In the embodiments provided in the present application, it should be understood that the disclosed apparatus and method may be implemented in other ways. For example, the above-described apparatus embodiments are merely illustrative, and for example, the division of the units is only one logical division, and other divisions may be realized in practice, for example, a plurality of units or components may be combined or integrated into another system, or some features may be omitted, or not executed. In addition, the shown or discussed mutual coupling or direct coupling or communication connection may be an indirect coupling or communication connection through some interfaces, devices or units, and may be in an electrical, mechanical or other form.
The units described as separate parts may or may not be physically separate, and parts displayed as units may or may not be physical units, may be located in one place, or may be distributed on a plurality of network units. Some or all of the units can be selected according to actual needs to achieve the purpose of the solution of the embodiment.
In addition, functional units in the embodiments of the present invention may be integrated into one processing unit, or each unit may exist alone physically, or two or more units are integrated into one unit.
The functions, if implemented in the form of software functional units and sold or used as a stand-alone product, may be stored in a computer readable storage medium. Based on such understanding, the technical solution of the present invention may be embodied in the form of a software product, which is stored in a storage medium and includes instructions for causing a computer device (which may be a personal computer, a server, or a network device) to execute all or part of the steps of the method according to the embodiments of the present invention. And the aforementioned storage medium includes: various media capable of storing program codes, such as a U disk, a removable hard disk, a ROM, a RAM, a magnetic disk, or an optical disk.

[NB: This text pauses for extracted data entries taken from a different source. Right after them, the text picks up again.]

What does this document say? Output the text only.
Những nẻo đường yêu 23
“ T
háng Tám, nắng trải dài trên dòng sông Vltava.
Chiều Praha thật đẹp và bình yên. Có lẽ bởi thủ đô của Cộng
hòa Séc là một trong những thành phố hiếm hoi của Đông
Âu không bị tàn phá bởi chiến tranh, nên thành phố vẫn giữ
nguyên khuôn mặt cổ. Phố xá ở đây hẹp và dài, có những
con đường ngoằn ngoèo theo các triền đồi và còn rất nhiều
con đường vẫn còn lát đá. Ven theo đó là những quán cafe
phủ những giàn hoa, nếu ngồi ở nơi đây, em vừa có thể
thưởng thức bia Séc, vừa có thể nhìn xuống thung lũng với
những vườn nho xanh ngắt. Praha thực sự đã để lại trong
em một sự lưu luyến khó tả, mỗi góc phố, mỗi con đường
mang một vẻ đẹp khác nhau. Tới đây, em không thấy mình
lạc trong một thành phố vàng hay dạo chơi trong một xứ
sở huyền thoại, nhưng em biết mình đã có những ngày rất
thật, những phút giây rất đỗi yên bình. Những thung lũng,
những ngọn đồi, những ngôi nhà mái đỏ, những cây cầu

The above description is only for the specific embodiments of the present invention, but the scope of the present invention is not limited thereto, and any person skilled in the art can easily conceive of the changes or substitutions within the technical scope of the present invention, and all the changes or substitutions should be covered within the scope of the present invention. Therefore, the protection scope of the present invention shall be subject to the protection scope of the claims.